Every season—usually after a losing streak by the Royals—I get a few comments like the one below. This one came in right after they had their bad stretch in May and right before they started their good stretch in June.
By LEE JUDGE
The Kansas City Star
A reader’s comment
I have quit watching the Royals. It is not enjoyable, and sports is ultimately supposed to be entertainment. It's around this time each year that I thank the maker it's not my JOB to watch this team every single night. Mr. Judge, you have my sympathies and my respect. Good luck.
Far be it from me to tell anyone how to spend their leisure time; look at how I spend my summers. But while it’s certainly more enjoyable when the Royals win, that’s not the only reason I watch. And I was watching the Royals long before anyone paid me to do so. I wasn’t watching 162 games a season, but I watched them most nights they were on TV and spend a lot of time at the park.
My wife once asked me what I found so compelling about baseball and here’s the gist of what I said: if there was a movie that would have you crushingly depressed, followed by so much joy you wanted to hug strangers, loaded with incredible physical stunts and filled with tension because you weren’t sure of the ending, everyone would want to see that movie.
And that’s what a good ballgame is like.
If your team bad you’re still going to see about 70 wins a year; if your team’s good you’ll see about 70 losses. Being a baseball fan requires an even keel: just like the players, you can’t get too up or too down. But even in the middle of a losing season, there are great games and wonderful plays—and nothing beats watching it live. If you hear Jeff Francoeur made a great throw, sure, you can go see the play on the internet; but when you’re in the stadium and a base runner makes the turn and heads for the next base and Frenchy launches the ball with his hat flying and the place going crazy—at that moment you don’t know what’s going to happen next. And that’s what makes it fun; it’s why I go to the ballpark. Seeing it later isn’t the same: you know Jeff made the throw or you wouldn’t be looking up the video.

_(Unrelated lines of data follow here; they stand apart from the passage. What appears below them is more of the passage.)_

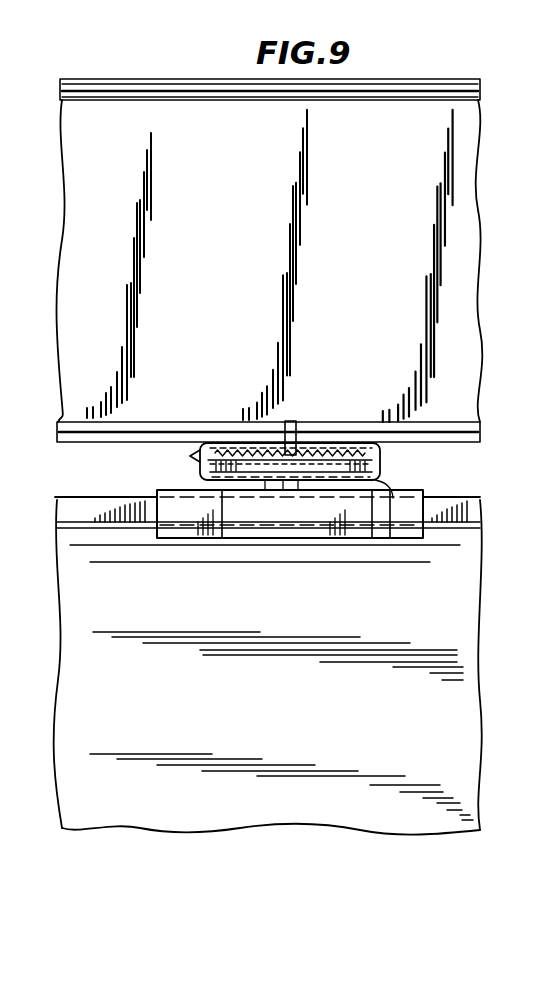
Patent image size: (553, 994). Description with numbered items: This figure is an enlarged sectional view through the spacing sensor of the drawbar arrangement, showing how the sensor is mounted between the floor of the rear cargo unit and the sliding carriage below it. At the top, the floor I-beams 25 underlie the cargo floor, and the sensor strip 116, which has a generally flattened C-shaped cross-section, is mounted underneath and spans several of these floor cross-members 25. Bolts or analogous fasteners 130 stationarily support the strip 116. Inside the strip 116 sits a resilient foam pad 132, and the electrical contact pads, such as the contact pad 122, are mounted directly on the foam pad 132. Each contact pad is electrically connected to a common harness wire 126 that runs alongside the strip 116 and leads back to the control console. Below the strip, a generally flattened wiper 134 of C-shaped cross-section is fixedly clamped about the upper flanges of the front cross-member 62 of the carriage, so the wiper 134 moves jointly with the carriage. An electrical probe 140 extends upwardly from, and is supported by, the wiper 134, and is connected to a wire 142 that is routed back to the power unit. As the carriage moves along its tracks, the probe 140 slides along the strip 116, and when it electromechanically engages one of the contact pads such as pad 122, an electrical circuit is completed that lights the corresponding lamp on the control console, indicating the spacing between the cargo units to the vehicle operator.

The floor I-beam 25 is at (462, 253).
The front cross-member 62 is at (487, 683).
The sensor strip 116 is at (392, 500).
The contact pad 122 is at (385, 458).
The harness wire 126 is at (189, 457).
The fastener 130 is at (291, 421).
The resilient foam pad 132 is at (343, 450).
The wiper 134 is at (425, 497).
The electrical probe 140 is at (262, 478).
The wire 142 is at (290, 456).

It’s moments like that: a Francoeur throw, watching Alex Gordon turn a sure double into a single with quiet competence, seeing Billy Butler hit a game-winner, watching Chris Getz dance through a take-out slide and come out the other side alive to complete a double play or James Shields get mad and strike someone out with the bases loaded—those are the moments that make watching the Royals worthwhile.
I moved to Kansas City in 1981 and have been following the Royals ever since. When they won the World Series in ’85 I was sitting about twenty rows behind the third-base dugout. Heck, after Game Six I was so excited I left my house and went to a random bar just to find someone to talk to—I couldn’t stand to sit by myself; I needed to talk about the game.
Obviously it’s been a long drought since then, but I don’t see it as wasted time; the Royals have provided me with thousands of hours of entertainment since 1985. Even if it’s talking about how bad they are it unites people—our team stinks, let’s share that sentiment. Let’s talk about it and figure out who to blame and what should be done next. It’s what holds Cubs fans together and makes them a community. If the only reason to watch baseball is to see your team win, why do Chicago Cubs fans even exist? The amount of time invested in a team’s fortunes probably has some relationship to the satisfaction felt when the team finally makes it to the top; just ask Boston Red Sox fans. A fan who invested a couple decades in the Sox probably had a much different experience than the fans who started showing up with the Red Sox started winning.
If Kansas City ever goes to the playoffs again, or wins a league championship or gets to hold another World Series trophy, I plan on being there.
And it won’t be just because it’s my job—I’m a baseball fan.